Just before we left we had a day with the teenagers outside. One mute boy, who was a large and strong teenager, appeared in light blue sweat pants. He wasn’t wearing a shirt. He had white cowboy boots on that were way too big for him. We all chuckled at his appearance. (Jebi ga, it was funny.) He squatted on the ground just beside a large tree. Now as much as one tries it’s not always easy to treat all of the children equally. You develop ‘favorites’ and there are inevitably a few that you are less fond of. One of those was a quite good looking boy with no physical disabilities whatsoever. He was one of the naughty ones. He thought he was cute. In retrospect he was probably hormonal and showing off for me. He looked at me with this devious look on his face. He turned towards the shirtless mute, walked towards him and without warning reared his foot back and kicked the squatting teenager in the tailbone. The impact sent chills down my spine. The boy just collapsed in pain, unable to walk. The culprit turned to me and laughed.  I lost the plot. I rushed towards him, pushing him up against the tree. I grabbed him by the neck and squeezed. I kept on squeezing until the color in his face started to go blue. He sank to the base of the tree but I kept my hand secure on his neck. It probably only lasted about 20 seconds but when I finally released him from my grip I think I had a mini-breakdown. I knew the gravity of my sin. I felt ashamed. I told our team leader I needed to leave this place. We loaded up and headed back to Vienna a few days later.

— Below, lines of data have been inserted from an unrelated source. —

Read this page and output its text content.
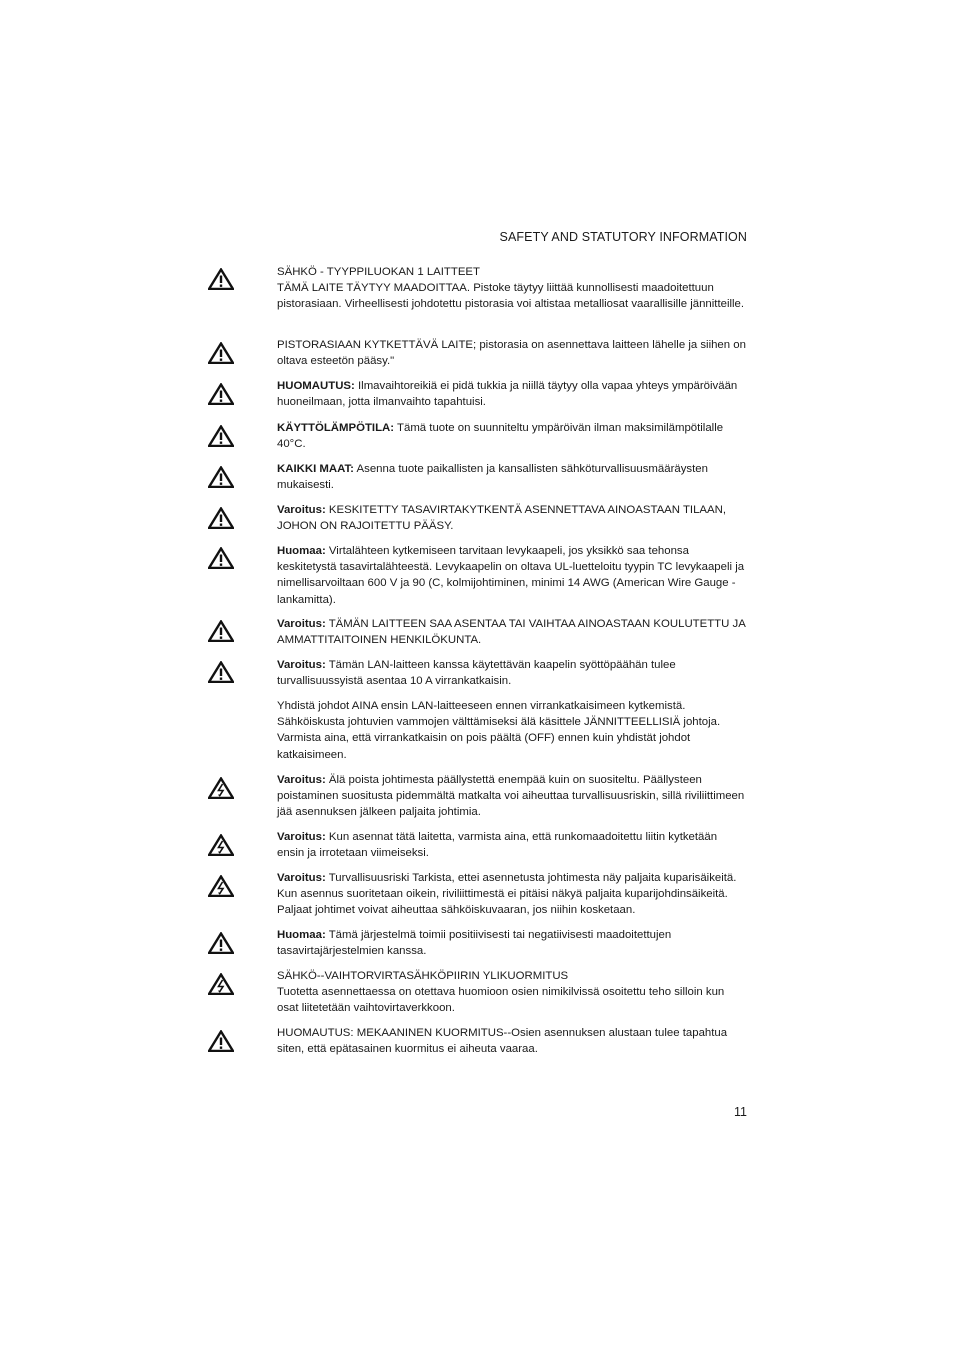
SAFETY AND STATUTORY INFORMATION

SÄHKÖ - TYYPPILUOKAN 1 LAITTEET

TÄMÄ LAITE TÄYTYY MAADOITTAA. Pistoke täytyy liittää kunnollisesti maadoitettuun pistorasiaan. Virheellisesti johdotettu pistorasia voi altistaa metalliosat vaarallisille jännitteille.

PISTORASIAAN KYTKETTÄVÄ LAITE; pistorasia on asennettava laitteen lähelle ja siihen on oltava esteetön pääsy."

HUOMAUTUS: Ilmavaihtoreikiä ei pidä tukkia ja niillä täytyy olla vapaa yhteys ympäröivään huoneilmaan, jotta ilmanvaihto tapahtuisi.

KÄYTTÖLÄMPÖTILA: Tämä tuote on suunniteltu ympäröivän ilman maksimilämpötilalle 40°C.

KAIKKI MAAT: Asenna tuote paikallisten ja kansallisten sähköturvallisuusmääräysten mukaisesti.

Varoitus: KESKITETTY TASAVIRTAKYTKENTÄ ASENNETTAVA AINOASTAAN TILAAN, JOHON ON RAJOITETTU PÄÄSY.

Huomaa: Virtalähteen kytkemiseen tarvitaan levykaapeli, jos yksikkö saa tehonsa keskitetystä tasavirtalähteestä. Levykaapelin on oltava UL-luetteloitu tyypin TC levykaapeli ja nimellisarvoiltaan 600 V ja 90 (C, kolmijohtiminen, minimi 14 AWG (American Wire Gauge -lankamitta).

Varoitus: TÄMÄN LAITTEEN SAA ASENTAA TAI VAIHTAA AINOASTAAN KOULUTETTU JA AMMATTITAITOINEN HENKILÖKUNTA.

Varoitus: Tämän LAN-laitteen kanssa käytettävän kaapelin syöttöpäähän tulee turvallisuussyistä asentaa 10 A virrankatkaisin.

Yhdistä johdot AINA ensin LAN-laitteeseen ennen virrankatkaisimeen kytkemistä. Sähköiskusta johtuvien vammojen välttämiseksi älä käsittele JÄNNITTEELLISIÄ johtoja. Varmista aina, että virrankatkaisin on pois päältä (OFF) ennen kuin yhdistät johdot katkaisimeen.

Varoitus: Älä poista johtimesta päällystettä enempää kuin on suositeltu. Päällysteen poistaminen suositusta pidemmältä matkalta voi aiheuttaa turvallisuusriskin, sillä riviliittimeen jää asennuksen jälkeen paljaita johtimia.

Varoitus: Kun asennat tätä laitetta, varmista aina, että runkomaadoitettu liitin kytketään ensin ja irrotetaan viimeiseksi.

Varoitus: Turvallisuusriski Tarkista, ettei asennetusta johtimesta näy paljaita kuparisäikeitä. Kun asennus suoritetaan oikein, riviliittimestä ei pitäisi näkyä paljaita kuparijohdinsäikeitä. Paljaat johtimet voivat aiheuttaa sähköiskuvaaran, jos niihin kosketaan.

Huomaa: Tämä järjestelmä toimii positiivisesti tai negatiivisesti maadoitettujen tasavirtajärjestelmien kanssa.

SÄHKÖ--VAIHTORVIRTASÄHKÖPIIRIN YLIKUORMITUS

Tuotetta asennettaessa on otettava huomioon osien nimikilvissä osoitettu teho silloin kun osat liitetetään vaihtovirtaverkkoon.

HUOMAUTUS: MEKAANINEN KUORMITUS--Osien asennuksen alustaan tulee tapahtua siten, että epätasainen kuormitus ei aiheuta vaaraa.

11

The conditions that both children and caregivers live in many of these institutions are unforgivable. The level of cruelty is beyond comprehension. I am not here to make excuses for the board of directors that are supposed to oversee the care given to these needy children or the caregivers that tied them up in that manner. But if we’re honest with ourselves, Eastern Europe is still wrought with societies that take offense to defects that make these children castaways in the first place. We’d rather hide them away somewhere than give them a chance to integrate or be among us, even if it’s a damn hard challenge to do so. We often deal with problems with the mindset of ‘out of sight out of mind.’ Just like when we dump our rubbish into the river and the current takes it away. We pretend as if it no longer exists. We are as much part of the problem as are the assholes responsible for this shitshow in Pazaric.

To be clear – aside from hailing facebook stones at the government establishment that has treated us all like animals for decades we also need to take a good, long, hard look in the mirror at what we’ve become and how and why we can justify this level of apathy that has paralyzed, humiliated and belittled us all.

Chile. Lebanon. Bolivia. Hong Kong. Ecuador. Algeria. Sudan.